Topping the Aids table
When the latest official HIV figures for India appeared they were described as "miraculous", because they suggested that the number of new infections had fallen by roughly 95 per cent in a single year. But while a delighted government hailed the drop in new cases from 500,000 to 28,000 as a vindication of its policies, independent experts greeted the news with alarmed scepticism.
Peter Piot, executive director of Unaids, dismissed the statistics as "plainly impossible", and Anjali Gopalan of the Naz Foundation, an HIV/Aids prevention group, was dismayed. "There were self-aggrandising officials who truly believed they had done something so wonderful that had made this drop happen," she said.
It soon emerged that there had been a serious miscount, and the head of the state-run National Aids Control Organisation was despatched to another job.
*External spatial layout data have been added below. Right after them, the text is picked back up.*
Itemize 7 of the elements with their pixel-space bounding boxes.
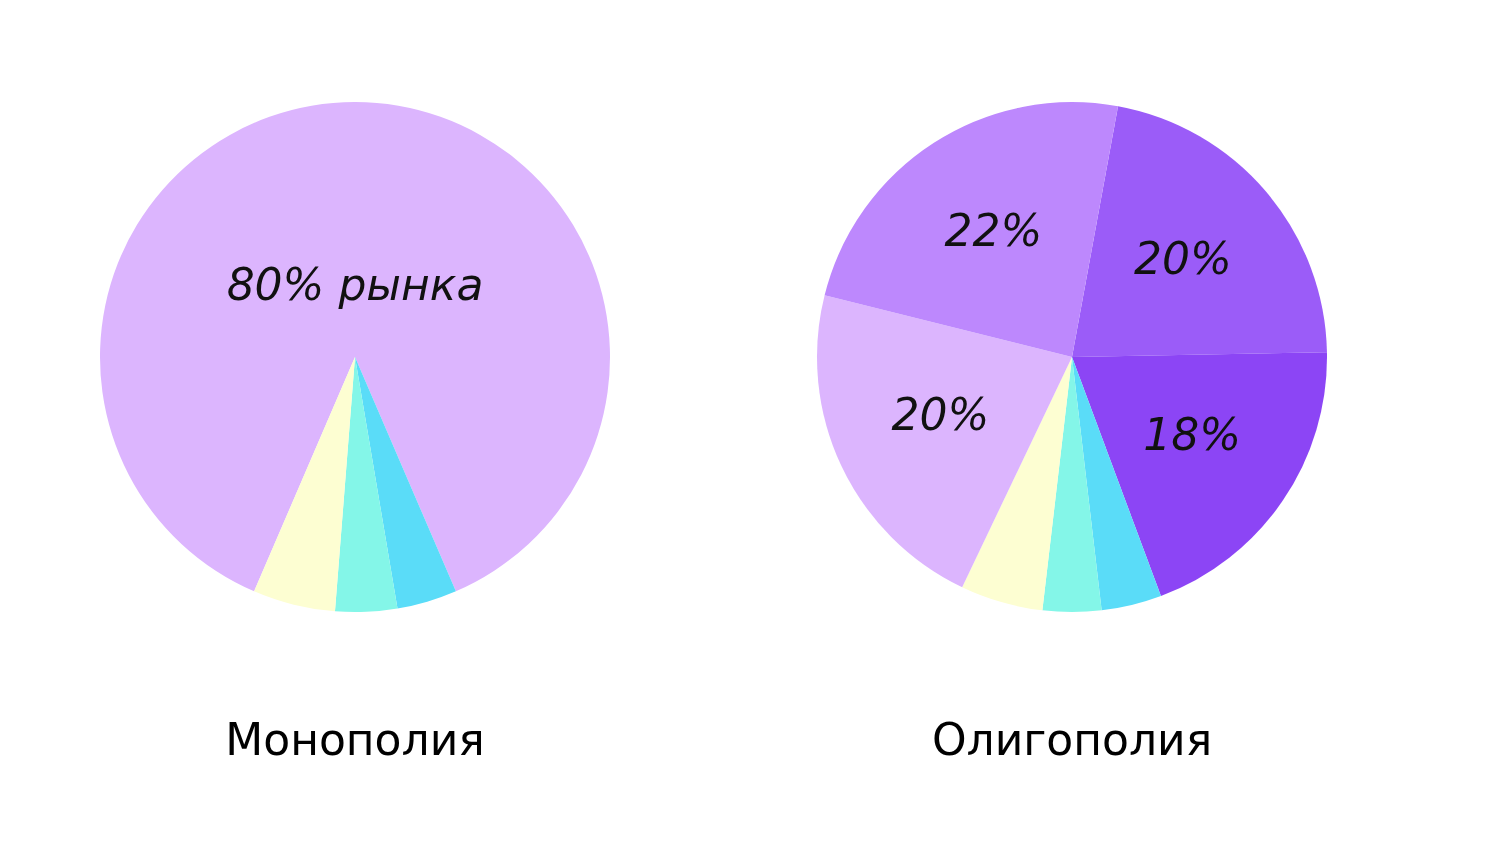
data-label: 20% [891, 389, 990, 441]
text: Монополия [225, 714, 485, 766]
data-label: 22% [944, 205, 1043, 257]
text: Олигополия [931, 714, 1213, 766]
data-label: 18% [1143, 409, 1242, 461]
data-label: 80% рынка [226, 258, 484, 310]
data-label: 20% [1133, 233, 1232, 285]
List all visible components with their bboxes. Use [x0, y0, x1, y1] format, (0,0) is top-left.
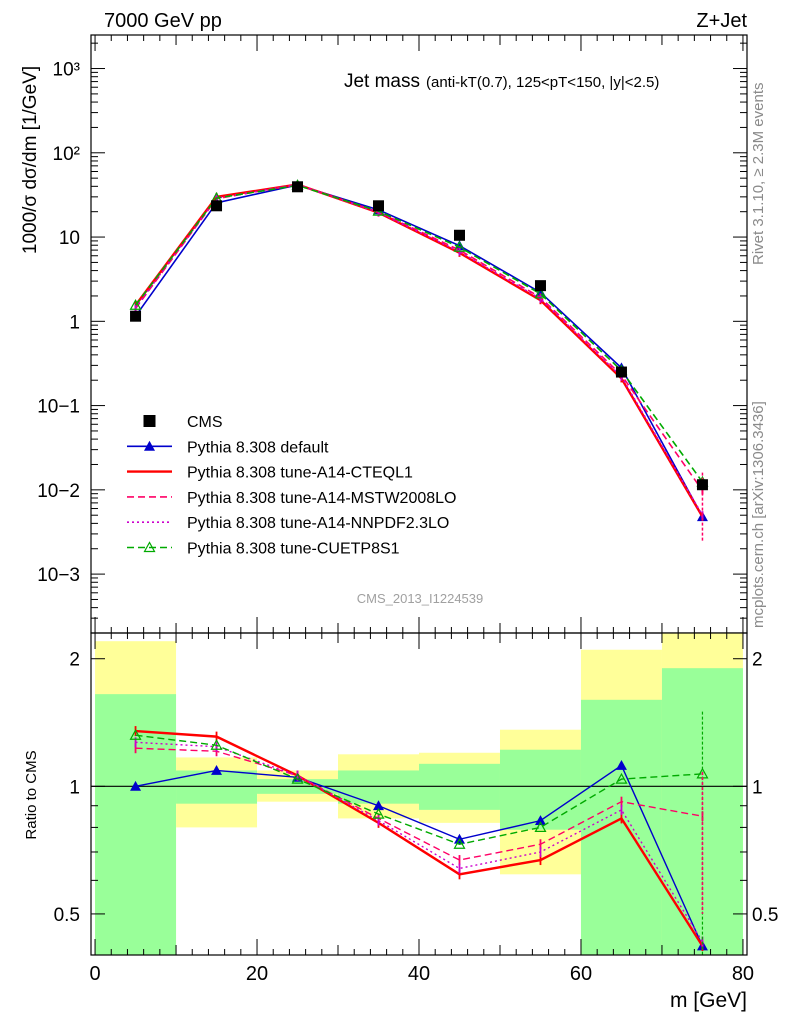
ratio-point-4 — [615, 772, 628, 784]
ratio-point-0 — [211, 764, 223, 775]
data-point — [534, 280, 546, 292]
legend-label: Pythia 8.308 tune-CUETP8S1 — [187, 541, 400, 558]
ratio-y-tick-label: 2 — [69, 650, 80, 671]
ratio-point-4 — [129, 728, 142, 740]
main-y-ticks: 10−3 10−2 10−1 1 10 10² 10³ — [37, 42, 747, 634]
y-tick-label: 1 — [69, 312, 80, 333]
legend-marker — [143, 541, 156, 553]
ratio-point-0 — [534, 815, 546, 826]
y-tick-label: 10³ — [53, 60, 80, 81]
ratio-point-0 — [615, 759, 627, 770]
legend-marker-data — [143, 415, 156, 427]
ratio-y-tick-label: 0.5 — [54, 905, 80, 926]
uncertainty-band-green — [580, 699, 662, 955]
data-point — [453, 229, 465, 241]
rivet-info-label: Rivet 3.1.10, ≥ 2.3M events — [750, 83, 767, 266]
uncertainty-band-green — [338, 770, 419, 804]
plot-subtitle: (anti-kT(0.7), 125<pT<150, |y|<2.5) — [426, 74, 659, 91]
legend-marker — [144, 440, 155, 451]
data-point — [615, 366, 627, 378]
series-point-4 — [534, 287, 547, 299]
ratio-point-4 — [210, 739, 223, 750]
ratio-point-4 — [453, 838, 466, 849]
y-tick-label: 10−3 — [37, 565, 80, 586]
main-marks — [129, 179, 709, 541]
ratio-panel: 0.5 0.5 1 1 2 2 0 20 40 60 80 Ratio to CMS m [GeV… — [23, 632, 778, 1012]
legend-label: Pythia 8.308 tune-A14-CTEQL1 — [187, 465, 413, 482]
x-tick-label: 80 — [732, 963, 754, 985]
ratio-marks — [129, 711, 709, 955]
legend-label: Pythia 8.308 tune-A14-MSTW2008LO — [187, 490, 456, 507]
mcplots-reference-label: mcplots.cern.ch [arXiv:1306.3436] — [750, 401, 767, 628]
series-point-4 — [453, 240, 466, 252]
ratio-y-tick-label-right: 0.5 — [752, 905, 778, 926]
legend-label: CMS — [187, 414, 223, 431]
main-x-ticks — [94, 35, 744, 633]
legend: CMS Pythia 8.308 default Pythia 8.308 tune… — [127, 414, 456, 558]
data-point — [130, 310, 142, 322]
ratio-bands — [91, 633, 747, 955]
ratio-point-0 — [373, 800, 385, 811]
ratio-x-ticks: 0 20 40 60 80 — [89, 633, 754, 985]
plot-title: Jet mass — [344, 71, 420, 92]
y-tick-label: 10² — [53, 144, 80, 165]
series-line-4 — [134, 184, 704, 483]
ratio-y-tick-label: 1 — [69, 777, 80, 798]
data-point — [696, 479, 708, 491]
ratio-y-ticks: 0.5 0.5 1 1 2 2 — [54, 650, 778, 956]
legend-label: Pythia 8.308 default — [187, 439, 329, 456]
x-axis-label: m [GeV] — [670, 989, 747, 1012]
ratio-y-axis-label: Ratio to CMS — [23, 750, 40, 839]
ratio-line-2 — [135, 747, 703, 861]
x-tick-label: 20 — [246, 963, 268, 985]
ratio-line-1 — [135, 729, 704, 947]
ratio-y-tick-label-right: 1 — [752, 777, 763, 798]
series-point-4 — [129, 299, 142, 310]
ratio-point-4 — [291, 772, 304, 784]
ratio-point-4 — [534, 821, 547, 833]
ratio-y-tick-label-right: 2 — [752, 650, 763, 671]
x-tick-label: 0 — [89, 963, 100, 985]
x-tick-label: 60 — [570, 963, 592, 985]
main-panel: 10−3 10−2 10−1 1 10 10² 10³ Jet mass (anti-kT(… — [20, 34, 748, 634]
legend-label: Pythia 8.308 tune-A14-NNPDF2.3LO — [187, 515, 449, 532]
energy-label: 7000 GeV pp — [104, 10, 222, 32]
ratio-line-4 — [135, 734, 703, 845]
data-point — [373, 200, 385, 212]
process-label: Z+Jet — [696, 10, 747, 32]
y-tick-label: 10 — [59, 228, 80, 249]
ratio-point-4 — [372, 807, 385, 819]
ratio-point-0 — [130, 780, 142, 791]
series-line-1 — [134, 183, 704, 518]
y-axis-label: 1000/σ dσ/dm [1/GeV] — [20, 66, 41, 254]
data-point — [211, 200, 223, 212]
analysis-watermark: CMS_2013_I1224539 — [357, 591, 484, 606]
data-point — [292, 181, 304, 193]
y-tick-label: 10−1 — [37, 397, 80, 418]
y-tick-label: 10−2 — [37, 481, 80, 502]
series-line-3 — [134, 183, 704, 516]
ratio-line-3 — [135, 741, 704, 943]
series-line-0 — [134, 184, 704, 518]
ratio-line-0 — [135, 764, 704, 947]
x-tick-label: 40 — [408, 963, 430, 985]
The figures have still not been rectified, and the affair underlines the uncertainties about India's Aids crisis.
Officially there are 5.13 million Indians living with HIV, putting India second in the world league table, but that is an estimate, and the margin of error is enormous, ranging from 2.5 million to 8.5 million. Last year, Richard Feachem, executive director of the Global Fund to Fight Aids, Tuberculosis and Malaria, said he believed India was at the high end of the range and had probably surpassed South Africa as the nation with the largest number of HIV/Aids sufferers.
Whatever the numbers - and counting in this huge country is difficult - no one doubts the seriousness of the problem. The prime minister, Manmohan Singh, has admitted that Aids is "no longer just a public health issue" and that it could "severely hurt" the country's development. The CIA has predicted that India could have 20 to 25 million HIV/Aids cases by 2010 and a senior US diplomat warned that there was "perhaps no greater threat to India's ambition to become a world power than the country's rapidly growing HIV infection rates".
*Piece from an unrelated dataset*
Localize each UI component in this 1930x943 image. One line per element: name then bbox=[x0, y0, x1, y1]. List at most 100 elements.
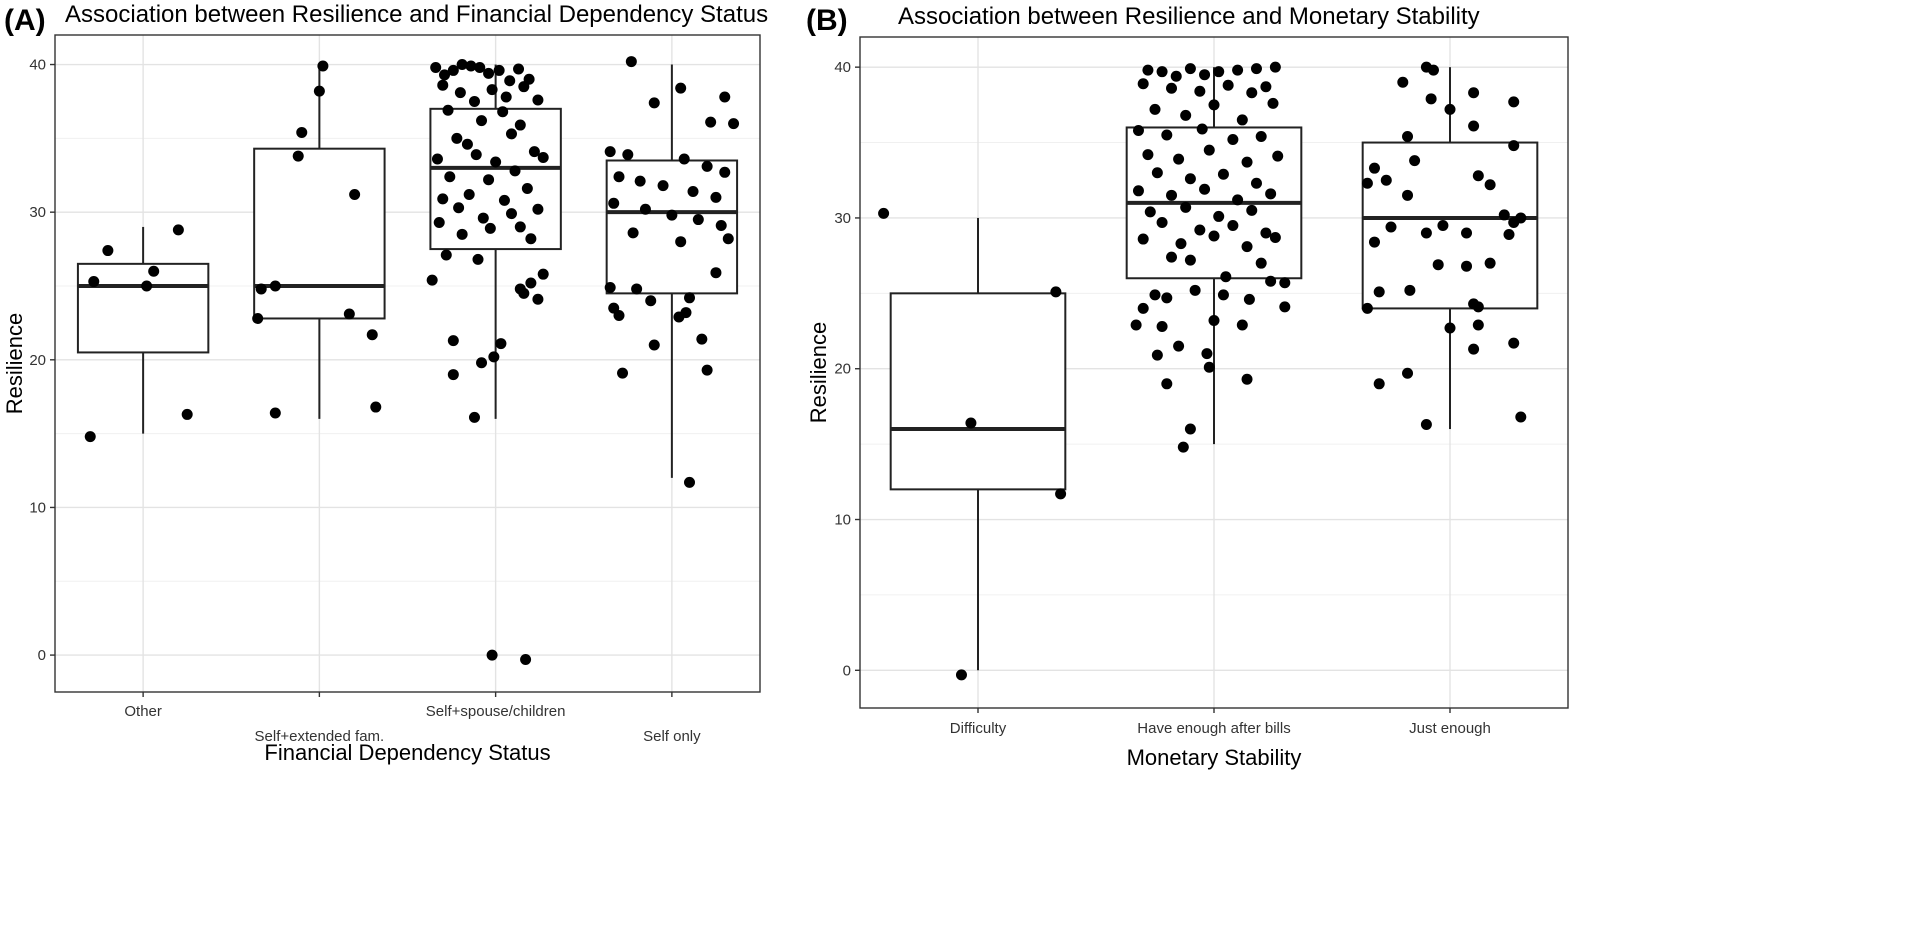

Understanding remains low. Recent surveys in some states showed that most sex workers didn't know that condoms prevented HIV, and 42 per cent of sex workers nationwide thought that they could tell whether a client was infected from his physical appearance. Alarmingly, the government believes that up to 95 per cent of the
5.13 million estimated to be infected do not know they are HIV-positive.
Experts try to be optimistic. Ruben del Prado, deputy Unaids country co-ordinator, said: "In some countries - including western Europe and the US - things are regressing. But in India things are improving. There has been a greater engagement with society. I'm not saying that there has been any quantum leap or that things are suddenly hunky-dory, but the country is going in the right direction."
Gopalan said a fresh approach was needed. "The face of the epidemic is changing - we are seeing more and more women and children infected - but the government is continuing with the same old policies," she said. "The precise numbers don't really matter; if we could deal with five million people affected that would be a start. At the moment we're not managing to do that."